Publié le jeudi 21 février 2008 - 16h34
Sur les foires et marchés, les acheteurs cherchent des veaux de qualité. Seulement, en cette toute fin de période de vêlages, ils ont du mal à trouver cette catégorie d'animaux. Certains menacent d'aller s'approvisionner à l’étranger où les veaux, disent-ils, sont vendus à 15 jours - donc moins fragiles et plus lourds - pour le même prix.
A Château-Gontier, jeudi, les frisons lourds étaient très recherchés mais peu offerts. Les cours de ceux destinés à la production de taurillons, ont augmenté pour s'établir entre 160 et 170 €. Les tarifs pratiqués dans les veaux de 45 à 50 kg varient de 130 à 150 € et de 150 à 165 € pour les 50 à 60 kg. Les sujets lourds destinés à l’élevage s’échangent entre 175 et 180 €.
Les veaux de moins de 40 kg sont délaissés tout comme les femelles qui sont invendables face à la faiblesse de l’exportation.
Les veaux de race montbéliarde et normande, de 50 à 60 kg, se valorisent entre 200 et 230 € sur les marchés de Château-Gontier et de Bourg-en-Bresse.

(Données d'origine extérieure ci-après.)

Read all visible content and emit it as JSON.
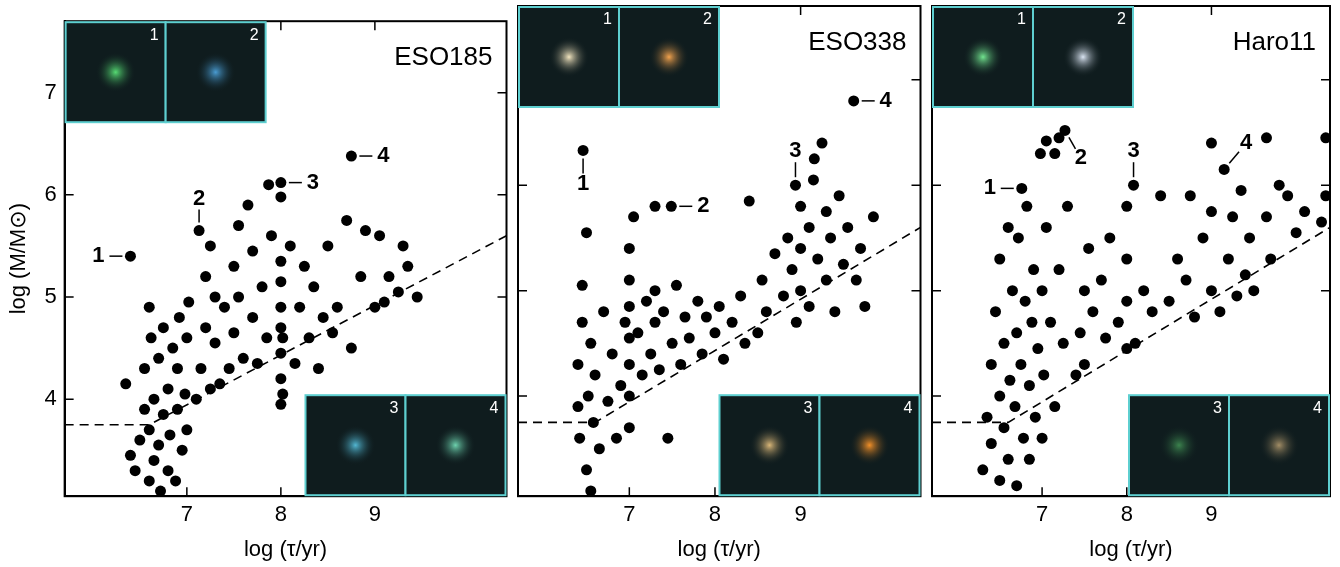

Le commerce des sujets croisés est plus lent, cette marchandise reste boudée et les cours atteignent le niveau des sujets laitiers lourds, laissant apparaître un malaise commercial à Lezay, à Château-Gontier comme sur les marchés bretons. Les croisés d’engraissement lourds s’échangent entre 170 et 245 € dans les mâles et de 130 à 185 € pour les femelles.
La vente des veaux destinés à faire du label est fluide. Les bons mâles de race pure ou croisés charolais, frais et viandés sont échangés aux mêmes tarifs que la semaine dernière à Château-Gontier et se vendent entre 300 et 395 € dans les petits, de 375 à 435 € pour les lourds, et atteignent entre 460 et 490 € pour les mieux conformés.